35116046 Case Report: A Rare Case of Elderly-Onset Adult-Onset Still's Disease in a Patient With Sy 2022 The rare systemic inflammatory disorder 'adult-onset Still's disease (AOSD)' is characterized by recurrent fever, evanescent rash, arthralgia, and leukocytosis with neutrophilia. The Yamaguchi criteria are widely used to diagnose AOSD; these criteria can be used for diagnosis after a wide range of infectious, rheumatic, and neoplastic diseases have been excluded.
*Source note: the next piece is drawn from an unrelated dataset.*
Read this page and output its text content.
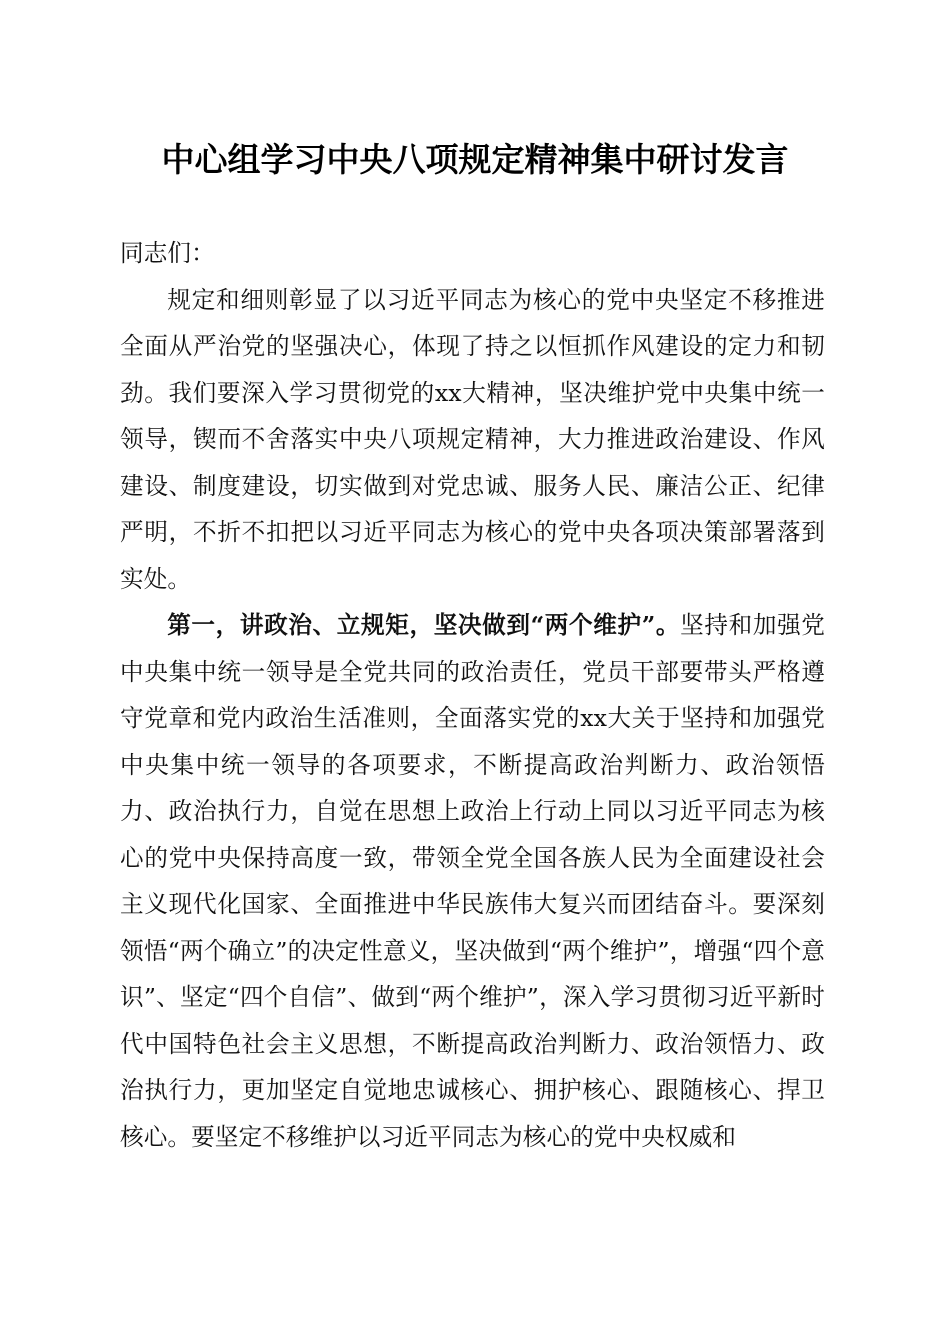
中心组学习中央八项规定精神集中研讨发言

同志们：

规定和细则彰显了以习近平同志为核心的党中央坚定不移推进全面从严治党的坚强决心，体现了持之以恒抓作风建设的定力和韧劲。我们要深入学习贯彻党的xx大精神，坚决维护党中央集中统一领导，锲而不舍落实中央八项规定精神，大力推进政治建设、作风建设、制度建设，切实做到对党忠诚、服务人民、廉洁公正、纪律严明，不折不扣把以习近平同志为核心的党中央各项决策部署落到实处。

第一，讲政治、立规矩，坚决做到“两个维护”。坚持和加强党中央集中统一领导是全党共同的政治责任，党员干部要带头严格遵守党章和党内政治生活准则，全面落实党的xx大关于坚持和加强党中央集中统一领导的各项要求，不断提高政治判断力、政治领悟力、政治执行力，自觉在思想上政治上行动上同以习近平同志为核心的党中央保持高度一致，带领全党全国各族人民为全面建设社会主义现代化国家、全面推进中华民族伟大复兴而团结奋斗。要深刻领悟“两个确立”的决定性意义，坚决做到“两个维护”，增强“四个意识”、坚定“四个自信”、做到“两个维护”，深入学习贯彻习近平新时代中国特色社会主义思想，不断提高政治判断力、政治领悟力、政治执行力，更加坚定自觉地忠诚核心、拥护核心、跟随核心、捍卫核心。要坚定不移维护以习近平同志为核心的党中央权威和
AOSD generally does not overlap with other rheumatic diseases. We present the rare case of an 80-year-old Japanese woman who presented with arthralgia, fever, and skin rash during treatment for systemic lupus erythematosus (SLE), which was finally diagnosed as an overlap of AOSD. Blood tests revealed leukocytosis with neutrophilia, high C-reactive protein (CRP), and liver dysfunction. Her anti-ds-DNA antibody titer and serum complement titer were at the same level as before and remained stable. We suspected AOSD based on the high serum ferritin level but hesitated to diagnose AOSD because of the patient's SLE history. We measured serum interleukin (IL)-18; it was extremely high at 161,221 pg/mL, which was strongly suggestive of AOSD. We thus diagnosed AOSD complicated during the course of treatment for SLE. The patient's arthralgia and high CRP level persisted after we increased her oral prednisolone dose and added oral methotrexate, but her symptoms eventually improved with the addition of intravenous tocilizumab. We note that the presence of autoantibodies or other rheumatic diseases cannot be absolutely ruled out in the diagnosis of AOSD. Although high serum IL-18 levels are not specific for AOSD, the measurement of serum IL-18 may aid in the diagnosis of AOSD in similar rare cases.